Building on Previous Research
The current project builds on earlier work supported by a 2021 Discovery Pilot grant from the South Carolina Clinical & Translational Research Institute (SCTR). This initial funding allowed Ferreira and Holger Russ, Ph.D., of the University of Florida – a leading expert in stem cell research – to start collaborating and lay the groundwork for the larger, more ambitious project now underway. Russ’s expertise in generating a virtually unlimited supply of islet cells from stem cells is a critical component of the strategy. MUSC News
The team as well includes Michael Brehm, Ph.D., of the University of Massachusetts Medical School, who has developed humanized mouse models that allow researchers to study human immune and metabolic responses to T1D in a controlled setting. These models are essential for testing the efficacy and safety of the new therapy before it can be tested in humans.
What Remains to Be Seen
While the initial results are promising, several key questions remain. Researchers are currently investigating how long the protective effects of the engineered Tregs will last. Preclinical studies in humanized mice have shown benefits lasting up to one month, but extending this duration is a major focus of ongoing research. The team is also exploring ways to improve the delivery of the engineered cells and determine whether multiple doses could provide longer-lasting protection.
The ultimate goal, as Ferreira explains, is to develop an “off-the-shelf” therapy that combines engineered Tregs with lab-grown beta cells, making it widely accessible to people with T1D at all stages of the disease, even those who have had the condition for many years and have lost most or all of their beta cell function. “We’re trying to develop a therapy that would work for all people with type 1 diabetes at every stage,” he said.

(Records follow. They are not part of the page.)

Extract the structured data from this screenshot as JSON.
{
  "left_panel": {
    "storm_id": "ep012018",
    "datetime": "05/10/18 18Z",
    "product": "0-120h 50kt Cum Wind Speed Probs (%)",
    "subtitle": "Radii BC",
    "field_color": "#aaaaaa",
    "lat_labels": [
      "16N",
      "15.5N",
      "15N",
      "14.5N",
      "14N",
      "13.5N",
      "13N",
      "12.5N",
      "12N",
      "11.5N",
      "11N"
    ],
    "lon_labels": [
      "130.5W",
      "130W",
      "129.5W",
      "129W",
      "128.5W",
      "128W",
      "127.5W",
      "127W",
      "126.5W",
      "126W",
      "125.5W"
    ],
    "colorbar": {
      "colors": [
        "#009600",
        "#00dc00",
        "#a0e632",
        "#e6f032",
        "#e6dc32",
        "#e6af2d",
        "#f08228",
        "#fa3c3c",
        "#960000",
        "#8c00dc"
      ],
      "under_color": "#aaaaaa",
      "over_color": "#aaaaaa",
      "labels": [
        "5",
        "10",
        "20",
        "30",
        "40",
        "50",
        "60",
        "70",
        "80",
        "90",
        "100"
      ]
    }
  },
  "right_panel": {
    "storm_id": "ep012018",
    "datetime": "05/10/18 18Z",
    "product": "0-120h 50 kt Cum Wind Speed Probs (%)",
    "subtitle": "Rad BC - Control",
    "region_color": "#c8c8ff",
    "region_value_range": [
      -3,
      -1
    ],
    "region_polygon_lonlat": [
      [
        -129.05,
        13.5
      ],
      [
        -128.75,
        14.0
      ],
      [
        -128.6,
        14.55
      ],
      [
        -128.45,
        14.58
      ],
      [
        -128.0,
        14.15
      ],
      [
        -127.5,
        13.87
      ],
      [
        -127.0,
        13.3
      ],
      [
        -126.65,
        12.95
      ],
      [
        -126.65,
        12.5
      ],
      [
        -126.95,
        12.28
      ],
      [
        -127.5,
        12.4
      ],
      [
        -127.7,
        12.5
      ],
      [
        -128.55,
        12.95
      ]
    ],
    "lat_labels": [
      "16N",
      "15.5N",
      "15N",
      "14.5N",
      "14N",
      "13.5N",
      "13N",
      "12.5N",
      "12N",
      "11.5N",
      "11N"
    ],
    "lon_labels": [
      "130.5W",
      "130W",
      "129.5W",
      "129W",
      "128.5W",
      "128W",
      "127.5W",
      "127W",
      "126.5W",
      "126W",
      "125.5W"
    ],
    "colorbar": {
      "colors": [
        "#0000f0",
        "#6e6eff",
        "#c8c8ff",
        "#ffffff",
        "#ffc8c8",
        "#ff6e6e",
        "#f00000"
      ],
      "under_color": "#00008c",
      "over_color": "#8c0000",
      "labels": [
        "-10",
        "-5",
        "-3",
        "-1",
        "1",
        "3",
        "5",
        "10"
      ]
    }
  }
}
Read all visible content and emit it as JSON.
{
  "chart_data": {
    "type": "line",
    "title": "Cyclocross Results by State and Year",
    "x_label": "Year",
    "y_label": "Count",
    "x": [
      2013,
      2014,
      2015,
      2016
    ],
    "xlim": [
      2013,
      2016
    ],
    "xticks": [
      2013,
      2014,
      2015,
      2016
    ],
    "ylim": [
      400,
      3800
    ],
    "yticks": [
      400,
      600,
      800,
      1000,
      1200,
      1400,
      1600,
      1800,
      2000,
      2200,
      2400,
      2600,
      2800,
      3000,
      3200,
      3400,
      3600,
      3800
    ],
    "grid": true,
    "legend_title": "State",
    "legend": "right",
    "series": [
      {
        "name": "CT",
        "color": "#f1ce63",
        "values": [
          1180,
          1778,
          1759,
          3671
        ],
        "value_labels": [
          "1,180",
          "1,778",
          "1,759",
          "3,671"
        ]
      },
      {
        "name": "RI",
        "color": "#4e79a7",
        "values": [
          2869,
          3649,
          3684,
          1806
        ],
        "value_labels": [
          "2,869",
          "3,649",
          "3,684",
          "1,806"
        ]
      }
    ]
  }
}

Beyond Diabetes: Implications for Regenerative Medicine
The potential impact of this research extends beyond T1D. Success in reprogramming the immune system to accept transplanted cells could have significant implications for other autoimmune diseases and for the field of regenerative medicine as a whole. The ability to replace damaged or diseased cells with lab-grown replacements, while simultaneously preventing immune rejection, could revolutionize the treatment of a wide range of conditions.
“I think this can change how medicine is done,” Ferreira stated. “Instead of treating symptoms, we can actually replace the missing cells. By doing this work, we are likely to further understand how T1D starts, how it develops and how it can be treated.”
Next Steps: Clinical Trials and Long-Term Monitoring
Translating this promising research into a clinical reality will require further investigation and rigorous testing. The team is preparing for clinical trials to assess the safety and efficacy of the combined cellular therapy in humans. These trials will involve careful monitoring of patients to track the long-term effects of the treatment and to identify any potential side effects. Researchers will also be closely evaluating the durability of the immune protection and exploring strategies to optimize the therapy for individual patients.